Ting Ying Han
The traumatic experience of disconnecting with my family as a young adult explains my sensitive responses to relationships and physical spaces. At age 20 I left my homeland Taiwan and began my constant search for cultural integration and adaptation. Being transplanted into different countries introduces new sets of philosophies and de-structures all previous understandings of identity and community. The act of transplanting changes the physical borders between spaces, as well as the psychological and emotional conditions within them.
My primary media are video performance, installation and projected images. My installations introduce alterations to common architectural spaces, and the fragmented sites are psychologically rendered into non-sites, non-buildings, and non-places. They exist at the intersection of physical transit and mental displacement. This is the essence of my content. The works are an exploration of the malleability of these identities, and how individual perception influences what is accepted as truth. During performances, I employ my body as a core element. The repetitive bodily actions and my unconscious response to the environments lead me into ritualized conduct. The displacement of traditional sculptural artifacts and objects speaks to the emotional and psychological response to the Self, and reflects identity.
Currently, I am interested in the psychological response to existence, consciousness, and physical space in relation to domestic objects/ space.

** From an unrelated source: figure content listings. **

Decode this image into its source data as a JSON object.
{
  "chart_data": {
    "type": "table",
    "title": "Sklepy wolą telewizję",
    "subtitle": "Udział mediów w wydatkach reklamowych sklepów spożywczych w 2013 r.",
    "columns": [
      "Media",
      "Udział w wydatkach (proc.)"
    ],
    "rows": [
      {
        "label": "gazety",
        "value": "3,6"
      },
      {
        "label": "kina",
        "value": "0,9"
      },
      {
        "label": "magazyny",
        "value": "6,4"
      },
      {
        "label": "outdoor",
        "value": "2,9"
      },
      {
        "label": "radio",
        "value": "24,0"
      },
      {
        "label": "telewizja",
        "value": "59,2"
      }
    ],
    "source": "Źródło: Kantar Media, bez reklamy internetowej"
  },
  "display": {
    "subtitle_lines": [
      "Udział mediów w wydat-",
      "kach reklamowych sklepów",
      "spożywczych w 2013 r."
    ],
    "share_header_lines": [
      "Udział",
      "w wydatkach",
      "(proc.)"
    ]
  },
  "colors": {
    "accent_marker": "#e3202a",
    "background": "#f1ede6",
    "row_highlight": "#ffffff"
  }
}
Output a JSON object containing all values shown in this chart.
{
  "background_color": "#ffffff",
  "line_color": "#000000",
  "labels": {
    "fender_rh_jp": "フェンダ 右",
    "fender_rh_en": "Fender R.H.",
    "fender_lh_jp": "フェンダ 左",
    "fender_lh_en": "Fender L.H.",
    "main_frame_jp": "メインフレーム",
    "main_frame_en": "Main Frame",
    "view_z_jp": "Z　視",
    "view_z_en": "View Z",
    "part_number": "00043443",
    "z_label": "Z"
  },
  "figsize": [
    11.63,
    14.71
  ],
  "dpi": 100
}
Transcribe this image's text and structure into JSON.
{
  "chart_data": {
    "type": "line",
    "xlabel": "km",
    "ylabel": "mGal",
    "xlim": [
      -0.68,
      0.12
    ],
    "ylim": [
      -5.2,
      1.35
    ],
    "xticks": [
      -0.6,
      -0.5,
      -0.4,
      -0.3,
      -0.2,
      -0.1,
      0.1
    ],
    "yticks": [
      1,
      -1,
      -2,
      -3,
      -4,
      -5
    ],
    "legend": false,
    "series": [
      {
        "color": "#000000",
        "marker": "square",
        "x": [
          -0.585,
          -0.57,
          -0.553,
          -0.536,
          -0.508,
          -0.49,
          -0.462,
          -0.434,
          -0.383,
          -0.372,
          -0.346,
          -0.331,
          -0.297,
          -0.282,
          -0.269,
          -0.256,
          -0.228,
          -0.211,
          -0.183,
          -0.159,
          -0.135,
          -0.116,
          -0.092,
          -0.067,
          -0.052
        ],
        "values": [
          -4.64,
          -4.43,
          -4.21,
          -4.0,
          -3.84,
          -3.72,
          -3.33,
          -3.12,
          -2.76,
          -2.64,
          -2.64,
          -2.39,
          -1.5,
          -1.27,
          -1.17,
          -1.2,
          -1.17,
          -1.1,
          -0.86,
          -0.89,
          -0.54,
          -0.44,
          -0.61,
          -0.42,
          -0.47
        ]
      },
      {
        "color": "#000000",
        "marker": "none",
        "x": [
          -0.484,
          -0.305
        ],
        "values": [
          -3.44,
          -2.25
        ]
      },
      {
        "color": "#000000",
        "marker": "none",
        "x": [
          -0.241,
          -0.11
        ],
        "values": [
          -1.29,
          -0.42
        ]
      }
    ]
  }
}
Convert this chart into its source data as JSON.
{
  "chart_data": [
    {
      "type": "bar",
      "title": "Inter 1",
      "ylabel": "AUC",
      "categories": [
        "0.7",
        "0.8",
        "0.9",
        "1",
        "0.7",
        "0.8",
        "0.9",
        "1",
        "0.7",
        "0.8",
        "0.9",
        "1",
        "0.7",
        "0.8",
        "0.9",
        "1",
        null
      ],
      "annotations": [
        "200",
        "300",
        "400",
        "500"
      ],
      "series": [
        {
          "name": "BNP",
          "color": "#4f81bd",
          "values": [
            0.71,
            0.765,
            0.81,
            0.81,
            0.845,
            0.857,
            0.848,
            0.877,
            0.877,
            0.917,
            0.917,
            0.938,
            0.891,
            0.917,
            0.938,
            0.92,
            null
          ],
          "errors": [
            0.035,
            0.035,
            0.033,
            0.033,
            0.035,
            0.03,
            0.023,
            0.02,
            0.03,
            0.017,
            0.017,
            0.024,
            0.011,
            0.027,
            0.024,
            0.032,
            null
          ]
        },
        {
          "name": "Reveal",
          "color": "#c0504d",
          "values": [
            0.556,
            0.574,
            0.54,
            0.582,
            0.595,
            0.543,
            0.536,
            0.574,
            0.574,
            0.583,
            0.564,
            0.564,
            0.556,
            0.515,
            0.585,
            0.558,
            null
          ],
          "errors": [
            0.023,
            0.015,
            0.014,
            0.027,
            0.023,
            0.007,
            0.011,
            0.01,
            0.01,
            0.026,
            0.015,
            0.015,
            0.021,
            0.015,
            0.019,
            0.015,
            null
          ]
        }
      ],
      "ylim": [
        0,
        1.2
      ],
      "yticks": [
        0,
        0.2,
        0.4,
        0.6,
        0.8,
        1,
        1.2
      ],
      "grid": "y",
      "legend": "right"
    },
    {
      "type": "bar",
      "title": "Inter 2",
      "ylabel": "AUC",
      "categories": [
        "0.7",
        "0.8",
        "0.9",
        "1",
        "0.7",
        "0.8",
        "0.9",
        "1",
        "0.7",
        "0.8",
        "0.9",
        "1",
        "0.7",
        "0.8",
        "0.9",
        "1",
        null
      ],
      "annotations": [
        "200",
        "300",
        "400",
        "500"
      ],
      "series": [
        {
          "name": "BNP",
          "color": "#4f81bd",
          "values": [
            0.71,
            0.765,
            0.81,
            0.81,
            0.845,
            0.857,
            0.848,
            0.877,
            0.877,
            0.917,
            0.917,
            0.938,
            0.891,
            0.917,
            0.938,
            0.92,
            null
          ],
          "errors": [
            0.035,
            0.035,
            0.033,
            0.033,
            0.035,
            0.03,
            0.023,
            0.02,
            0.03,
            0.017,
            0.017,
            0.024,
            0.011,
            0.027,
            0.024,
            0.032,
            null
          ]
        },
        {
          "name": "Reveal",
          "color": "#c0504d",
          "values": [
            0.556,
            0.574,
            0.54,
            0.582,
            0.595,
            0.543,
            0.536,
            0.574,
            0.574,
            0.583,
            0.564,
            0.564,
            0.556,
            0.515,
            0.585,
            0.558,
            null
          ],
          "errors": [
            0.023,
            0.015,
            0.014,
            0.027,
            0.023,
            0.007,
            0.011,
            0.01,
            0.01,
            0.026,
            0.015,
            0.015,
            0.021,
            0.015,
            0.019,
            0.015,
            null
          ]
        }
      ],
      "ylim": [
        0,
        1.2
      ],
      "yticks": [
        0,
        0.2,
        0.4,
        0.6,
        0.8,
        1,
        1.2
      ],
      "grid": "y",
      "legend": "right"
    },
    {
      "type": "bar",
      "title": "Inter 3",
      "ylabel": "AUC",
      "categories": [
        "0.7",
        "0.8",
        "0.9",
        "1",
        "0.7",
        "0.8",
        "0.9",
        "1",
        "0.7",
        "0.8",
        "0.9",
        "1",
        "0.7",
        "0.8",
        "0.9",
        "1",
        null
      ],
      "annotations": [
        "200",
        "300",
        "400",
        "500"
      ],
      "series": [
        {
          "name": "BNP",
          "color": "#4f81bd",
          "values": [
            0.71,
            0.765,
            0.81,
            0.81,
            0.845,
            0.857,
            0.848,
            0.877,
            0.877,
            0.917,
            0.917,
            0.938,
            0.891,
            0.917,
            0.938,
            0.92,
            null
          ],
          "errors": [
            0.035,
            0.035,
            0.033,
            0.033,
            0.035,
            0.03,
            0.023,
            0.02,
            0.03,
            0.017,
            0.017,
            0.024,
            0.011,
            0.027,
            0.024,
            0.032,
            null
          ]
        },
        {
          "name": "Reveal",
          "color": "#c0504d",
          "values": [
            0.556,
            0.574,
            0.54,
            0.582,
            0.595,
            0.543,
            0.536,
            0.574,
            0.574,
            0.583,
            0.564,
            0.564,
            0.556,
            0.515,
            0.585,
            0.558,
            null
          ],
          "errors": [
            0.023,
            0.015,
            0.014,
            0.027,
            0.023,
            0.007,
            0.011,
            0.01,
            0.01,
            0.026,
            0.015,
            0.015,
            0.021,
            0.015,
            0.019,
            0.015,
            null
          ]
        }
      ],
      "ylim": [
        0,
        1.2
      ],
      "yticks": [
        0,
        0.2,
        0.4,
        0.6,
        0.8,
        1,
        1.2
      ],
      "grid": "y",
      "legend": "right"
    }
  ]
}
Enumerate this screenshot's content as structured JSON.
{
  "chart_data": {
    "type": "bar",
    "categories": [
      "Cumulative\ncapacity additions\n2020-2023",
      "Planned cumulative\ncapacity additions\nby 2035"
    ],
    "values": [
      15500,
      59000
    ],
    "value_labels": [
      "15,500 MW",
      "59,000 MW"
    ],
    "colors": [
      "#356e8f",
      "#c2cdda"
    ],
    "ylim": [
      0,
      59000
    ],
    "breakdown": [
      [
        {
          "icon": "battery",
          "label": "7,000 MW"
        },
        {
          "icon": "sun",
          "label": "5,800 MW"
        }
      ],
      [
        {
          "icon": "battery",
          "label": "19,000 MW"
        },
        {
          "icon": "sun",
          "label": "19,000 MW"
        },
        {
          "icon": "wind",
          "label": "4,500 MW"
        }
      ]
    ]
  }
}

More specifically I am attempting to convey the sense or absence of “home”, while emphasizing the source, or essence of “home”. The idea of the home is a universal one that everyone shares; but at the same time, each individual’s idea carries its own degree of pain and comfort. Similarly, the dialogue created between logical human emotions and familiar environments of domesticity also intrigues me: how individual perception influences what is accepted as truth.